Rangitata peelensis
- Conservation status: Data Deficit (NZ TCS)

Scientific classification
- Kingdom: Animalia
- Phylum: Arthropoda
- Subphylum: Chelicerata
- Class: Arachnida
- Order: Araneae
- Infraorder: Araneomorphae
- Family: Desidae
- Genus: Rangitata
- Species: R. peelensis
- Binomial name: Rangitata peelensis Forster & Wilton, 1973

= Rangitata peelensis =

- Authority: Forster & Wilton, 1973
- Conservation status: DD

Genus of spiders

Rangitata is a genus of intertidal spiders containing the single species, Rangitata peelensis. It was first described by Raymond Robert Forster & Cecil. L. Wilton in 1973, and has only been found in New Zealand.

== Taxonomy ==
This genus was described in 1973 by Ray Forster and Cecil Wilton from a female specimen.
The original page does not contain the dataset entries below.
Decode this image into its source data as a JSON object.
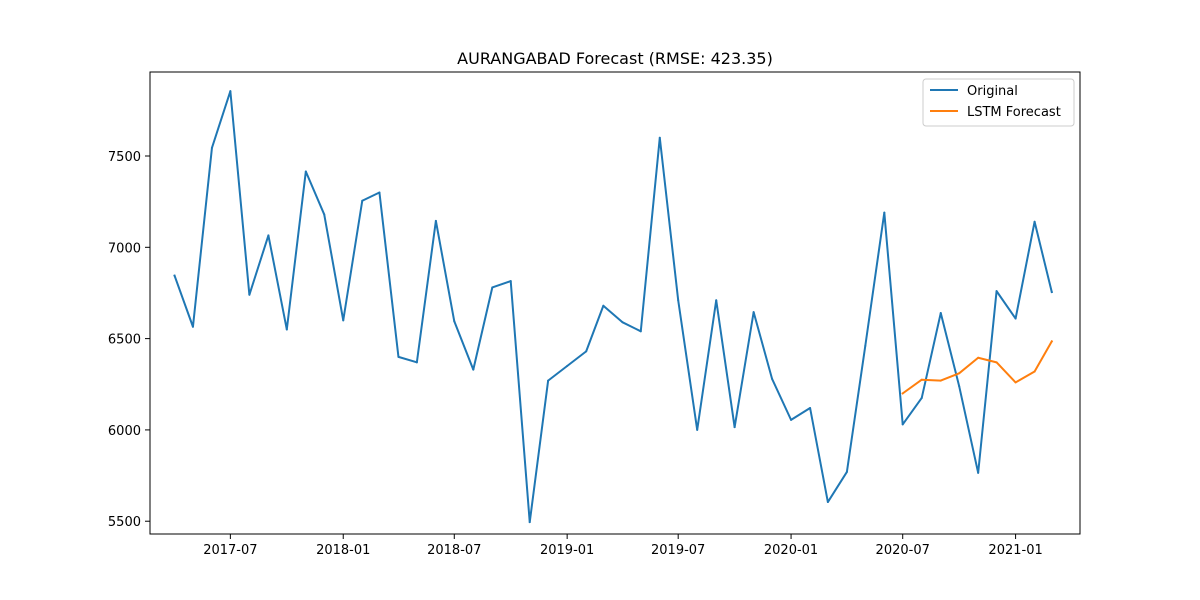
{
  "chart_data": {
    "type": "line",
    "title": "AURANGABAD Forecast (RMSE: 423.35)",
    "xlabel": "",
    "ylabel": "",
    "x_ticks": [
      "2017-07",
      "2018-01",
      "2018-07",
      "2019-01",
      "2019-07",
      "2020-01",
      "2020-07",
      "2021-01"
    ],
    "y_ticks": [
      5500,
      6000,
      6500,
      7000,
      7500
    ],
    "xlim": [
      "2017-02-20",
      "2021-04-16"
    ],
    "ylim": [
      5430,
      7960
    ],
    "grid": false,
    "legend_position": "top-right",
    "series": [
      {
        "name": "Original",
        "color": "#1f77b4",
        "x": [
          "2017-04",
          "2017-05",
          "2017-06",
          "2017-07",
          "2017-08",
          "2017-09",
          "2017-10",
          "2017-11",
          "2017-12",
          "2018-01",
          "2018-02",
          "2018-03",
          "2018-04",
          "2018-05",
          "2018-06",
          "2018-07",
          "2018-08",
          "2018-09",
          "2018-10",
          "2018-11",
          "2018-12",
          "2019-01",
          "2019-02",
          "2019-03",
          "2019-04",
          "2019-05",
          "2019-06",
          "2019-07",
          "2019-08",
          "2019-09",
          "2019-10",
          "2019-11",
          "2019-12",
          "2020-01",
          "2020-02",
          "2020-03",
          "2020-04",
          "2020-05",
          "2020-06",
          "2020-07",
          "2020-08",
          "2020-09",
          "2020-10",
          "2020-11",
          "2020-12",
          "2021-01",
          "2021-02",
          "2021-03"
        ],
        "values": [
          6845,
          6565,
          7545,
          7855,
          6740,
          7065,
          6550,
          7415,
          7180,
          6600,
          7255,
          7300,
          6400,
          6370,
          7145,
          6595,
          6330,
          6780,
          6815,
          5495,
          6270,
          6350,
          6430,
          6680,
          6590,
          6540,
          7600,
          6710,
          6000,
          6710,
          6015,
          6645,
          6280,
          6055,
          6120,
          5605,
          5770,
          6460,
          7190,
          6030,
          6175,
          6640,
          6240,
          5765,
          6760,
          6610,
          7140,
          6755
        ]
      },
      {
        "name": "LSTM Forecast",
        "color": "#ff7f0e",
        "x": [
          "2020-07",
          "2020-08",
          "2020-09",
          "2020-10",
          "2020-11",
          "2020-12",
          "2021-01",
          "2021-02",
          "2021-03"
        ],
        "values": [
          6200,
          6275,
          6270,
          6310,
          6395,
          6370,
          6260,
          6320,
          6485
        ]
      }
    ]
  }
}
The holotype is stored in Otago Museum.

== Description ==
The female is recorded at 4.5mm in length.

== Distribution ==
This species is only known from Canterbury, New Zealand.

== Conservation status ==
Under the New Zealand Threat Classification System, this species is listed as "Data Deficient" with the qualifiers of "Data Poor: Size", "Data Poor: Trend" and "One Location".